That day prompted a few parenting changes. Elliot never slept with us again, one, because I was scared that he would roll out of bed again,and two, because once I stopped smothering him I realized that he was totally different person than Theo. He was independent. He slept better in his crib, all alone, without me bothering him. In fact, the more independence I give to Elliot, the more Elliot's personality began to shine. My two kids are totally different from one another. And even though the attention to infancy ratio was much higher with Theo, Elliot could have cared less. They are two very different boys, that need two very different parenting styles. Stupid me was trying to be fair and treat them the same, instead of celebrating their differences! How unfair! Shame on me.
I was beating myself up for something that I was doing to myself. I was forcing myself upon my kids, and even though Elliot doesn't need me every second and is very independent doesn't mean that he loves me less.
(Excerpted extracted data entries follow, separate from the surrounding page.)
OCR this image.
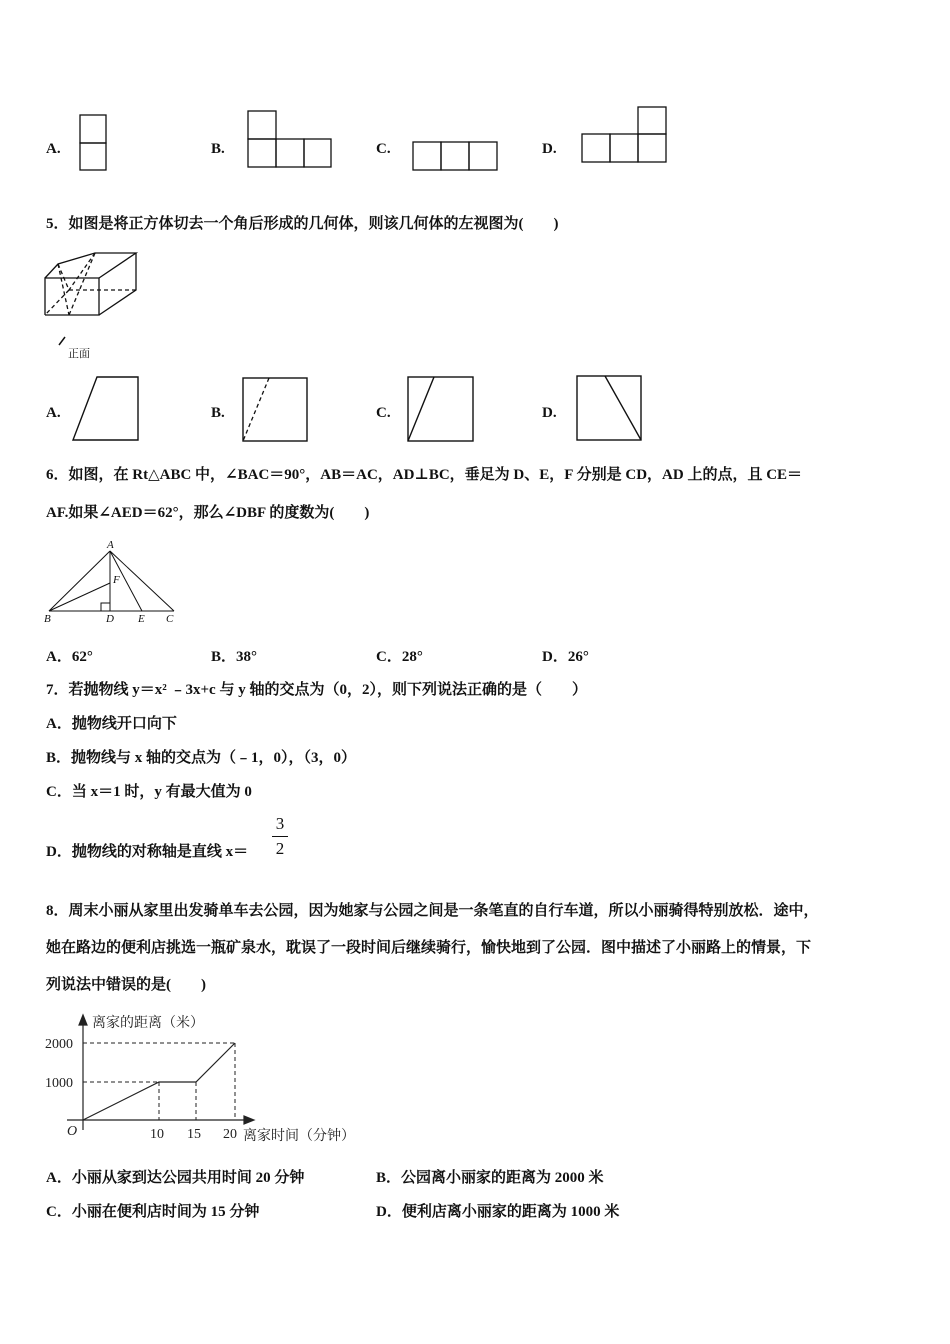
A.	B.	C.	D.
5．如图是将正方体切去一个角后形成的几何体，则该几何体的左视图为(　　)
正面
A.	B.	C.	D.
6．如图，在 Rt△ABC 中，∠BAC＝90°，AB＝AC，AD⊥BC，垂足为 D、E，F 分别是 CD，AD 上的点，且 CE＝
AF.如果∠AED＝62°，那么∠DBF 的度数为(　　)
A
B	C
D E
F
A．62°	B．38°	C．28°	D．26°
7．若抛物线 y＝x² ﹣3x+c 与 y 轴的交点为（0，2），则下列说法正确的是（　　）
A．抛物线开口向下
B．抛物线与 x 轴的交点为（﹣1，0），（3，0）
C．当 x＝1 时，y 有最大值为 0
D．抛物线的对称轴是直线 x＝
3
2
8．周末小丽从家里出发骑单车去公园，因为她家与公园之间是一条笔直的自行车道，所以小丽骑得特别放松．途中，
她在路边的便利店挑选一瓶矿泉水，耽误了一段时间后继续骑行，愉快地到了公园．图中描述了小丽路上的情景，下
列说法中错误的是(　　)
离家的距离（米）
2000
1000
O	10 15 20 离家时间（分钟）
A．小丽从家到达公园共用时间 20 分钟	B．公园离小丽家的距离为 2000 米
C．小丽在便利店时间为 15 分钟	D．便利店离小丽家的距离为 1000 米
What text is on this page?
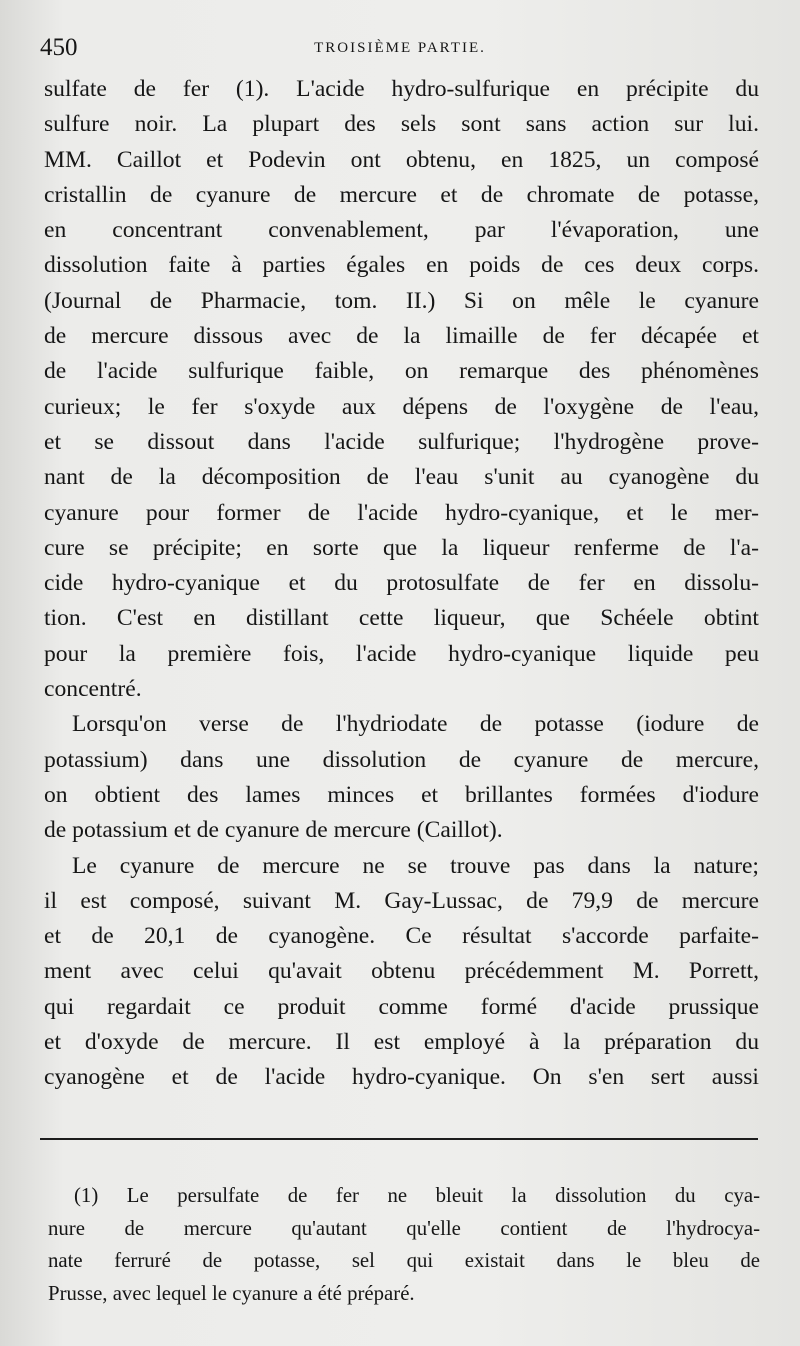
450	TROISIÈME PARTIE.
sulfate de fer (1). L'acide hydro-sulfurique en précipite du
sulfure noir. La plupart des sels sont sans action sur lui.
MM. Caillot et Podevin ont obtenu, en 1825, un composé
cristallin de cyanure de mercure et de chromate de potasse,
en concentrant convenablement, par l'évaporation, une
dissolution faite à parties égales en poids de ces deux corps.
(Journal de Pharmacie, tom. II.) Si on mêle le cyanure
de mercure dissous avec de la limaille de fer décapée et
de l'acide sulfurique faible, on remarque des phénomènes
curieux; le fer s'oxyde aux dépens de l'oxygène de l'eau,
et se dissout dans l'acide sulfurique; l'hydrogène prove-
nant de la décomposition de l'eau s'unit au cyanogène du
cyanure pour former de l'acide hydro-cyanique, et le mer-
cure se précipite; en sorte que la liqueur renferme de l'a-
cide hydro-cyanique et du protosulfate de fer en dissolu-
tion. C'est en distillant cette liqueur, que Schéele obtint
pour la première fois, l'acide hydro-cyanique liquide peu
concentré.
Lorsqu'on verse de l'hydriodate de potasse (iodure de
potassium) dans une dissolution de cyanure de mercure,
on obtient des lames minces et brillantes formées d'iodure
de potassium et de cyanure de mercure (Caillot).
Le cyanure de mercure ne se trouve pas dans la nature;
il est composé, suivant M. Gay-Lussac, de 79,9 de mercure
et de 20,1 de cyanogène. Ce résultat s'accorde parfaite-
ment avec celui qu'avait obtenu précédemment M. Porrett,
qui regardait ce produit comme formé d'acide prussique
et d'oxyde de mercure. Il est employé à la préparation du
cyanogène et de l'acide hydro-cyanique. On s'en sert aussi
(1) Le persulfate de fer ne bleuit la dissolution du cya-
nure de mercure qu'autant qu'elle contient de l'hydrocya-
nate ferruré de potasse, sel qui existait dans le bleu de
Prusse, avec lequel le cyanure a été préparé.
And me giving him less attention than I gave Theo doesn't mean that I love him less, In fact, allowing him to be independent, although tough for me, is teaching him that I have trust in him and that I believe in him. Elliot wasn't being neglected for attention, he in fact, rebelled against my smothering ways. He didn't care that Theo wanted to be held all of the time at this age. Elliot isn't keeping score. So why am I? Because I'm a mommy who loves her boys and wants them to show the world what fabulous human beings they are, that's why.
Parenting is tough. But us mommies have this extra gene, the guilt gene, that sometimes kicks in and makes parenting even harder. Mine still works in overdrive all the time. In fact, if I weren't aware of it's powers, it would probably still get the best of me, and sometimes it still does anyway. Being a mommy is like that show Wipeout...nine times out of ten you get knocked down in a stupid fashion and feel like an idiot. But that one time. That one time that you succeed, makes you feel like you are on top of the world, even if it took getting hit in the face with a rotating mallet (or in my case, a block) a million times. The rewards are so worth it.
Especially since my rewards come in the form of open mouth smooches and super squeezy hugs.
Seriously, is there anything better in this life?